ソフィアのためらいを見透かしたかのように、モニカの両手は止まることなく、ソフィアの首へと到達した。
首を締め上げてくる握力は女性とは思えないほどだった。
一瞬で気を失わなかったことは幸運といえた。気を失っていれば、なすすべなく殺されていたはずだから。
しかし、じわじわと締め上げられ、呼吸をすることも出来ない苦しみはソフィアにとって耐え難い地獄だった。
無我夢中で手にしたカトラリーを何度もモニカへ突き立てる。
何度も、何度も同じことを繰り返した。

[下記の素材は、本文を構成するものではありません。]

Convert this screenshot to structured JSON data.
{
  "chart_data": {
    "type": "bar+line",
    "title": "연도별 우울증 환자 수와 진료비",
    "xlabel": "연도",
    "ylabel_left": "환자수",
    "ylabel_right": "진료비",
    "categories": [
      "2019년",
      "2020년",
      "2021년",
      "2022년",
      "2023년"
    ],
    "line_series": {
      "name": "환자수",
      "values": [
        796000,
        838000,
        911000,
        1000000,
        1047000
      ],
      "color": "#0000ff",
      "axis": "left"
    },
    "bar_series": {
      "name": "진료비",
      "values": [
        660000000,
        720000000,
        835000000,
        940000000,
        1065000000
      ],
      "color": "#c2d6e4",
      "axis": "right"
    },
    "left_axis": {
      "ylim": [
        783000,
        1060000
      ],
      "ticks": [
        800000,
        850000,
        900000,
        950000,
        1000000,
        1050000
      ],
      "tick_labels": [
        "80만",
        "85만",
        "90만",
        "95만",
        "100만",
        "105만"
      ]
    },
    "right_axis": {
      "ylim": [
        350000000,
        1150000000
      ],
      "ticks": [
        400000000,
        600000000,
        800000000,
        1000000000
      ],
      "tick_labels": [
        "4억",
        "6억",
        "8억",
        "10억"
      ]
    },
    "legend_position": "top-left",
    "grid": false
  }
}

突き刺した感触が消えることはなく、未だに手の中に残っている。己の残虐性にあふれた行動も、命の危機という理由が盾となり、躊躇うことはなかった。
ドスンという衝撃と共に、モニカの体が崩れ落ちた。
モニカは目を見開いたまま、ゆっくりと前のめりになりながら、床に頭を打ちつける。
ソフィアはモニカの体を横にどかし、立ち上がった。見下ろしたモニカの背中に突き刺さっていたのは包丁だった。
包丁は、モニカの背中から心臓まで深く突き立てられていた。
クーデリカはモニカの背中に覆いかぶさる様にして動かなかった。小刻みに体を震わせ、声を押し殺しながら泣いている。
ソフィアはクーデリカの震える腕を掴み、肩で彼女の体を支えた。
「いきましょう」
二人は互いの身体を支え合うように、火の手が回り始めた屋敷から脱出することができた。煙が立ち上り、燃えさかる炎は漆黒の闇を照らすように赤々としていた。
火に焼かれ、時間と共に屋敷が徐々に崩れ落ちていく。
瓦礫と炎の中にクーデリカの家族は取り残されたままだった。
「クーデリカ、大丈夫?」
ソフィアの問いかけに、クーデリカは首を縦にふるのが精一杯だった。
立っていることさえままならなくなったクーデリカをソフィアは支えることが出来ず、クーデリカは雨でぬかるんだ地面へ倒れ込んだ。
「これは一体……! クーデリカ様、どうしたというのですか!?」
ソフィアに声をかけたのは、この村の村長だった。肩で息をしているところを見ると、深夜の嵐の中を走り抜けてきたようだ。
「その血は一体……。まさか怪我でもされているのですか」
「違う。怪我をしているのは、私じゃない。彼女よ」
「彼女……?」
村長の目がソフィアの足下へと向けられた。雨が降りしきる中、肩をわずかに上下させている姿に、はっと息を呑む声が聞こえた。
血にまみれた二人の子供のどちらがクーデリカで、どちらがソフィアなのか。村長に判別することができなかった。
「待って、ちょっと待ってください。一つ、確認させてほしいのです。あなたはクーデリカ様。ソフィア様ではなく、クーデリカ様でよろしいのでしょうか?」
「そう。私が、クーデリカよ」
ソフィアは言い淀むことなく、友の名をかたった。